Hochschule Niederrhein in Krefeld : Studie zum Lockdown - Einsam durch die Krise

Wissenschaftliche Daten der Hochschule Niederrhein belegen, dass die Zahl der Betroffenen, die schwach unter unfreiwilliger Einsamkeit litten, im April und Mai um mehr als 20 Prozent gestiegen ist.

Forscher und Experten warnen schon seit Beginn von Covid 19 vor den psychischen Auswirkungen der Corona-Pandemie, die weltweit zu sehen sein werden. Die nationale Akademie der Wissenschaften Leopoldina wies im September auf die langfristigen Folgen hin und sagte, Strukturen und Möglichkeiten entsprechender Hilfen seien notwendiger denn je. Das Angebot der Prävention und Therapie müsse deutlich vergrößert werden.

Wie erlebten Menschen in Deutschland die Kontaktbeschränkungen im Rahmen des Lockdowns von April bis Mai 2020? Verstärkte sich unfreiwillige Einsamkeit durch die zahlreichen Kontaktbeschränkungen? Dr. Michael Noack, Professor für Methoden der Sozialen Arbeit am Fachbereich Sozialwesen der Hochschule Niederrhein, führte dazu die Studie „Kontaktgestaltung vor, während und nach den Kontaktbeschränkungen“ (Kokon) am Forschungsinstitut SO.CON durch. Die Ergebnisse liegen nun vor.

Von den 233 Personen, die bundesweit über Facebook an der Befragung teilnahmen, gaben knapp 93 Prozent an, vor den Kontaktbeschränkungen nicht unter unfreiwilliger Einsamkeit gelitten zu haben. 5,8 Prozent der Befragten litten schwach und 1,3 Prozent stark unter unfreiwilliger Einsamkeit.

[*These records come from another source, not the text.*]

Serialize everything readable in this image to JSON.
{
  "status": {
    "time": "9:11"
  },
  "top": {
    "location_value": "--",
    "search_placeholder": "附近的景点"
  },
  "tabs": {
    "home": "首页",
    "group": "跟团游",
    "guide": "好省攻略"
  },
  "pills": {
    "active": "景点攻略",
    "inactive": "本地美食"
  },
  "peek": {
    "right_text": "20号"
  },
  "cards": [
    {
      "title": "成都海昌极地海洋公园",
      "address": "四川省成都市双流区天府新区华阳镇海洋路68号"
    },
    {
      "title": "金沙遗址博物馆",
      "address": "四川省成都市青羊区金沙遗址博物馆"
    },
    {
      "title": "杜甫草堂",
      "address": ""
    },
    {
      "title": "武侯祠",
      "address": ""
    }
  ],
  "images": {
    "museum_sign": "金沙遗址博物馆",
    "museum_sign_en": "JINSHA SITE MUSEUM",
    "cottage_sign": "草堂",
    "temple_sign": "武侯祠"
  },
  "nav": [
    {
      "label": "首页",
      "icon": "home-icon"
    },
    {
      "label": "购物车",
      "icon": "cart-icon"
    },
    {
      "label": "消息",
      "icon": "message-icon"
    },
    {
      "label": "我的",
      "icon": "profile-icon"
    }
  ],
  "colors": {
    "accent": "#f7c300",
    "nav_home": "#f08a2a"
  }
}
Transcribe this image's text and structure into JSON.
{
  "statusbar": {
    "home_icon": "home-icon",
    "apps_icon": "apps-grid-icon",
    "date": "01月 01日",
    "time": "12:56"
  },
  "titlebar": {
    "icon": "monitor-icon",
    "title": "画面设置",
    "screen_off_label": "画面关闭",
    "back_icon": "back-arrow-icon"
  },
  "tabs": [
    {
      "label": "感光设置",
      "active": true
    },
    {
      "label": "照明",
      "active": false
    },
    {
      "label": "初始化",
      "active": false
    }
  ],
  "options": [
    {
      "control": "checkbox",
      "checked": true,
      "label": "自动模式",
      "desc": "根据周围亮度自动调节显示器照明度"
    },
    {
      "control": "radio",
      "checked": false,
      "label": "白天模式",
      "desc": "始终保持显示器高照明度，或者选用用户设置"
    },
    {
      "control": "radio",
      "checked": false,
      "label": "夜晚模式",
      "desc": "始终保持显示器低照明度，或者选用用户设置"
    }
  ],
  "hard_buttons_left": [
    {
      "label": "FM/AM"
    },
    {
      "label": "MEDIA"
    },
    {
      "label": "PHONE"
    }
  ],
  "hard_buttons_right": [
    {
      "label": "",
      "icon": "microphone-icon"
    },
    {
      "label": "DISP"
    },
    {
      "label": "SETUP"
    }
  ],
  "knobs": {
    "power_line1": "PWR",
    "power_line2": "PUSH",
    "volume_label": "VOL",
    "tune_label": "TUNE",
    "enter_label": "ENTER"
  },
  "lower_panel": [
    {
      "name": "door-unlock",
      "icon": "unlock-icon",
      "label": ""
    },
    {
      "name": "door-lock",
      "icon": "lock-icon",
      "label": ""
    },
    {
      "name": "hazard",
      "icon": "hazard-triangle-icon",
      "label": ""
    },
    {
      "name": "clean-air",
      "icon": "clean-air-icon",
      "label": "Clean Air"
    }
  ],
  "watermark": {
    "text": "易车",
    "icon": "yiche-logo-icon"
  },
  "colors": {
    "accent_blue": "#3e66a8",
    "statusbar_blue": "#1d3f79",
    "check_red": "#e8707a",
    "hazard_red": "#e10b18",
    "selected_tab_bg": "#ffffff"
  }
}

Diese Angaben änderten sich für die zeitliche Perspektive während der Kontaktbeschränkungen von April bis Mai. Die Zahl jener Befragten, die schwach unter unfreiwilliger Einsamkeit litten, stieg insgesamt um mehr als 20 Prozent. Diese Personen gaben an, in ihrer Freizeit „regelmäßig allein“ zu sein und „etwas darunter gelitten“ zu haben.

Personen, die zwischen 18 Jahren und 37 Jahren alt waren (n = 103) gaben zu 34 Prozent an schwach unter unfreiwilliger Einsamkeit während der Kontaktbeschränkung gelitten zu haben. Personen zwischen 38 und 57 Jahren (n = 82) litten zu 22 Prozent und Personen zwischen 58 und 77 Jahren (n = 42) zu 26,2 Prozent schwach unter unfreiwilliger Einsamkeit.  Auffallend ist, dass keine der befragten Personen angab, während der Kontaktbeschränkungen stark unter Einsamkeit gelitten zu haben. „Möglicherweise reduzierte sich das starke Erleiden unfreiwilliger Einsamkeit, weil während des Lockdowns Kontakte zunehmend telefonisch gepflegt wurden“, sagt Studienleiter Michael Noack.  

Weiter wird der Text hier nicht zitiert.